Weekly earnings rise 1.8% to £528 but women still paid less than men
The gap between men’s and women’s earnings has remained relatively consistent from 1997 to 2015 at around £100
Weekly earnings for full time employees increased 1.8 per cent to £528 in the year to April 2015, far outstripping wage growth in any year since the financial crisis. Last year weekly wages increased just 0.2 per cent.
However the figures from the Annual Survey of Hours and Earnings by the Office of National Statistics show that the gender pay gap has barely changed, with women getting paid on average 9.4 per cent less than men compared to 9.6 per cent the year earlier.

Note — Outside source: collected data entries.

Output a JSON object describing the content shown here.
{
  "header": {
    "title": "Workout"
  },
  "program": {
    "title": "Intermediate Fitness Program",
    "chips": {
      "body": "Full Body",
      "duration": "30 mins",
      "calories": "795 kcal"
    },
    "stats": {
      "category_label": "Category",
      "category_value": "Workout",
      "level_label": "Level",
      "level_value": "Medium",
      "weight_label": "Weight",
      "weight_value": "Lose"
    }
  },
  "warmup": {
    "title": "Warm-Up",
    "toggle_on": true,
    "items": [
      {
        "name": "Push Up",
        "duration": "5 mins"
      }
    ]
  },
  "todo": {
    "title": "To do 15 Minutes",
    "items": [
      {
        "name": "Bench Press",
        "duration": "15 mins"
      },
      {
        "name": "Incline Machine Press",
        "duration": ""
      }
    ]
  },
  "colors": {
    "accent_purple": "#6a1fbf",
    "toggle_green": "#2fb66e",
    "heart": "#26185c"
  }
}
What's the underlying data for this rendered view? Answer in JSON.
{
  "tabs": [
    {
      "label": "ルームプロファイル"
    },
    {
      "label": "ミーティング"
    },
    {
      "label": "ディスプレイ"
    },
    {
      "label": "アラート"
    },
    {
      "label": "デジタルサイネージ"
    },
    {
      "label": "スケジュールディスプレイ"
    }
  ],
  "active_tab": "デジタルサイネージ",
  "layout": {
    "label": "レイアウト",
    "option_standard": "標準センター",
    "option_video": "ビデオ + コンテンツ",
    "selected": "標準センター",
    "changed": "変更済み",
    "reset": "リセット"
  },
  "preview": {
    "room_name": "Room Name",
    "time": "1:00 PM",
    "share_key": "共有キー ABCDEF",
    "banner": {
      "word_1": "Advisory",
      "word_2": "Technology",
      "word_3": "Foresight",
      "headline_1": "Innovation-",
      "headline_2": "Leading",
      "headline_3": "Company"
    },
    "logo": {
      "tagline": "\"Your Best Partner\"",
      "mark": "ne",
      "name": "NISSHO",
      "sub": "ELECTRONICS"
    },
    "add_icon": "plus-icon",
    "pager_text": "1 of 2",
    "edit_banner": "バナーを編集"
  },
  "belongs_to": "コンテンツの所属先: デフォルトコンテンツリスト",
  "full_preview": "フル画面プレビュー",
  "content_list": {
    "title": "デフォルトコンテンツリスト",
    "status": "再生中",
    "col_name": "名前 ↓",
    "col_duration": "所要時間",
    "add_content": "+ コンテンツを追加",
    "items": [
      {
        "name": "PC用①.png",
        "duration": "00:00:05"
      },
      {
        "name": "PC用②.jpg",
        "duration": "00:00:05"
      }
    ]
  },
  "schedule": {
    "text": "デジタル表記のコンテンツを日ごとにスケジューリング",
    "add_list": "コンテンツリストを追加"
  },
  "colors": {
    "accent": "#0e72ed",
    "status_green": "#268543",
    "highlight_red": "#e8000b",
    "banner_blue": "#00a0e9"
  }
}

Men working full time earned £96 more per week than women working the same hours. The gap between men’s and women’s earnings has remained relatively consistent from 1997 to 2015 at around £100 - as shown in the chart below. Women's wages increased faster than men's over this period (a 78% increase compared with 59% respectively), meaning that the gap has been closing slowly in percentage terms but is still no where near equal.
Men earn £96 per week more than women
Part-time workers – both men and women – earn less, on average, per hour than their full-time counterparts. But part time workers also saw stronger growth than full-time jobs, with weekly earning for part time jobs up 3.7 per cent compared to 1.8 per cent for full time jobs.